His online biography says his family "migrated from Germany … c. 1845, settling in St. Louis" and he attended a "Midwestern University," getting a journalism degree.
Alumni relations at Washington University in St. Louis has confirmed they have record of a James Von Brunn who entered school there in 1938 and graduated in 1943 with a journalism degree.
Some of Von Brunn’s writings online mention his university yearbook, The Hatchet:
The Hatchet, our yearbook, was in production. Seniors were to provide captions, listing their collegiate activities, to accompany their photographs. The deadline was 5pm Friday afternoon. I had ample time. Before going to the Hatchet office I stopped by the blood bank, located in the library, where I regularly contributed. Mounted on the granite walls outside the library, names of students in the Service were posted behind glass-faced bulletin boards. Though early in the war, gold stars for KIA and blue stars for MIA appeared frequently beside the names. One, Bill Baker, frat brother, BB team third-baseman, Army Air Corps, lost an arm, survived the Bataan Death March only to die in Japan. After giving blood I got up from the cot — and passed out. In the blur I saw two beautiful nurses kneeling beside me. I was on my back. I said, I’ve got an appointment. I got to my feet and fainted a second time. It was humiliating. They refused to allow me to leave. Finally, I managed to escape, but when I got to the Hatchet office the door was locked. I knocked. A girl’s voice said, You missed the deadline. Remonstrance. It’s your fault not mine. What is the publisher/printer’s address? I’m busy, ask Bob. The girl was officious. I knew the Editor well, Bob Stolz. We were long-time friends. I went to his frat and left a message. No one knew the printer’s name. Over the weekend I attempted to reach Stolz at his home, no answer. He had sealed himself off from distractions like me. So I thought to hell with it.

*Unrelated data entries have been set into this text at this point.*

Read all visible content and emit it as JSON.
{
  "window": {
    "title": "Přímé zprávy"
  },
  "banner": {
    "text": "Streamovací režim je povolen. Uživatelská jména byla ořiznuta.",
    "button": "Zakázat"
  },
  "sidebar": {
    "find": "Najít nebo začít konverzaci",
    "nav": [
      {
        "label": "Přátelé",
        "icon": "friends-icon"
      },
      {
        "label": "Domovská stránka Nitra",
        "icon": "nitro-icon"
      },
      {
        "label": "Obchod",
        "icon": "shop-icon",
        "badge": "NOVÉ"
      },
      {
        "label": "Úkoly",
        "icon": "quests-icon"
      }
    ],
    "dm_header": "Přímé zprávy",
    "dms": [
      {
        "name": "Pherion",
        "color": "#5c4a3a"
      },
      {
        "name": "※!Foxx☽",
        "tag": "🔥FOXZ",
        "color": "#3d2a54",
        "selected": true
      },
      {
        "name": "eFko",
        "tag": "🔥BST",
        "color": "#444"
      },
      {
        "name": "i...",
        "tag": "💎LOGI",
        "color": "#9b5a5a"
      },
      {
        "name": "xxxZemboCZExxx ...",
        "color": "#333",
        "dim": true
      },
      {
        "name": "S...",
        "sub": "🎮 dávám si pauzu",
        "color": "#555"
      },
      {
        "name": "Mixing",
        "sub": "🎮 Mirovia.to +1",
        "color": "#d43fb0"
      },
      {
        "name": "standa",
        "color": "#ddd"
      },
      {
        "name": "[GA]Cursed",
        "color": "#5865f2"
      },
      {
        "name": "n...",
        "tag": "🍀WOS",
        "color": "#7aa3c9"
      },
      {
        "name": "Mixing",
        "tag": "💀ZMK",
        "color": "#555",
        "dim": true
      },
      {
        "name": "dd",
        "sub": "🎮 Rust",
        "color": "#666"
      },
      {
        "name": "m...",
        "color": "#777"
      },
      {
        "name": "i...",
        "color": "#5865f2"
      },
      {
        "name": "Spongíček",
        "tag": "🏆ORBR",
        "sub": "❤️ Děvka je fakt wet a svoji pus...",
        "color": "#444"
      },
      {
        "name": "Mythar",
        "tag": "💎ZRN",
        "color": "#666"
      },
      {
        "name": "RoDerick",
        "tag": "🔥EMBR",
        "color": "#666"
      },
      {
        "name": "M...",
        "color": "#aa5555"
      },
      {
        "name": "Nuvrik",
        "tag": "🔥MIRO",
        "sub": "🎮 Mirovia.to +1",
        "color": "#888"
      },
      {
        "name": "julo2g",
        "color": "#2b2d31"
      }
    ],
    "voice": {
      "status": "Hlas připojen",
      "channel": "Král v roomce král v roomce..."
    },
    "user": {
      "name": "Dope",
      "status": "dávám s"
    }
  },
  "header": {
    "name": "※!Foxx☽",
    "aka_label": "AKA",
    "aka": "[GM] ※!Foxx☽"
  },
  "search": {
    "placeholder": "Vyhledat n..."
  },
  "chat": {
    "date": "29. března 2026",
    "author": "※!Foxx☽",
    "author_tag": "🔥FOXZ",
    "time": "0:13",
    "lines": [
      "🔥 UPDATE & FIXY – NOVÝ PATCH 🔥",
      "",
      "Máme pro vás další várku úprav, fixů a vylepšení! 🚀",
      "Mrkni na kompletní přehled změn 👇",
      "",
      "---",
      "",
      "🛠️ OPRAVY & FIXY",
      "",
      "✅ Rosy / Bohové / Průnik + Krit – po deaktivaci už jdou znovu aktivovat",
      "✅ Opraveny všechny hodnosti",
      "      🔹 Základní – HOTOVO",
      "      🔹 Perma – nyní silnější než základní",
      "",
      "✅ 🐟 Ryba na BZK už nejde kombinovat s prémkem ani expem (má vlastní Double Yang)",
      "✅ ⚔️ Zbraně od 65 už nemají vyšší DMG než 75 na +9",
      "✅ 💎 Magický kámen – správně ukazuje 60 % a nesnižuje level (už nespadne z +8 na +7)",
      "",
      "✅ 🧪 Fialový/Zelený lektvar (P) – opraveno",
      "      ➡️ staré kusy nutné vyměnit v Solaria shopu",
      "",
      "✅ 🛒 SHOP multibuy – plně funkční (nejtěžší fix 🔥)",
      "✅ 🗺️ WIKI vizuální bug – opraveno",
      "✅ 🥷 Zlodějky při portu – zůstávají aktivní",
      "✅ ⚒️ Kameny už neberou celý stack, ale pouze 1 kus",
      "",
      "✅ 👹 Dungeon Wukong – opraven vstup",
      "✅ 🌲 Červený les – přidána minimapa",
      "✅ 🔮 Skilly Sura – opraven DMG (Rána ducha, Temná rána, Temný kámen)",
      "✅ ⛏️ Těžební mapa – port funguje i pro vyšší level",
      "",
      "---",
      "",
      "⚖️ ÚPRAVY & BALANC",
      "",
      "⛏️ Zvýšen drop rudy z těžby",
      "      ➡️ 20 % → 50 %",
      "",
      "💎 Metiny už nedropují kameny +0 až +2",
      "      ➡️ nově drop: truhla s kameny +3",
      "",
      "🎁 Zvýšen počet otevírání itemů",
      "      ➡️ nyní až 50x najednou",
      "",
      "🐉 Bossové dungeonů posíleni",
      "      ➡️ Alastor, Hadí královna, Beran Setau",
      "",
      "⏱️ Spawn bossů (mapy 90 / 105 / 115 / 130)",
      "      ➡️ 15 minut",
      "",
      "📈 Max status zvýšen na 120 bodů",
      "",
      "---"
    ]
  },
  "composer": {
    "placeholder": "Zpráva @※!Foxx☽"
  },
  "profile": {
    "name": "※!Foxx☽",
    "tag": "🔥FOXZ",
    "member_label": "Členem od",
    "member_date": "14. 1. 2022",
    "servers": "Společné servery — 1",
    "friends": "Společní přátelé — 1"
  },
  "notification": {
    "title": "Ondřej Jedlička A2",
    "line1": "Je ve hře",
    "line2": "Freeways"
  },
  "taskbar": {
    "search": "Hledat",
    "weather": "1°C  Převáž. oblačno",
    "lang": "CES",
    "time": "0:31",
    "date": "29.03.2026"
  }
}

Later, I received a copy of The Hatchet. I was aghast. This was the first horrendous blow to my character that I ever encountered. My initial reaction stemmed from hurt pride. Why did this creep hate me so much? I never even considered — at first — that anyone who knew me would believe I had written the phony caption. It was clever, listing many activities I had engaged in but including exaggerations and lies. I called Stoltz. He said they had handled my caption the way they handled all the others. I asked him to send me the caption copy. He said it had been destroyed. I was branded. I asked the Dean of Men what I should do. He said, I will see what I can do. He never got back to me. Meanwhile, the student body was being ripped apart by drafts and enlistments. I was soon called into the Navy V-7 Program. In the maelstrom of the war the Hatchet fiasco was forgotten. It was only after the war that the true significance of the slander hit me. My friends told me to forget it. But it has eaten at me all my life. I never knew how to handle it. Then, one day, many years later… in my mind, searching, I connected Blick to the Hatchet incident. Blick’s youngest son also attended the University. But I will never know for certain.
Moral: Slander cannot be fought legally. Unlike libel, slander attacks unseen, viciously with whispers — very like a sniper’s bullet.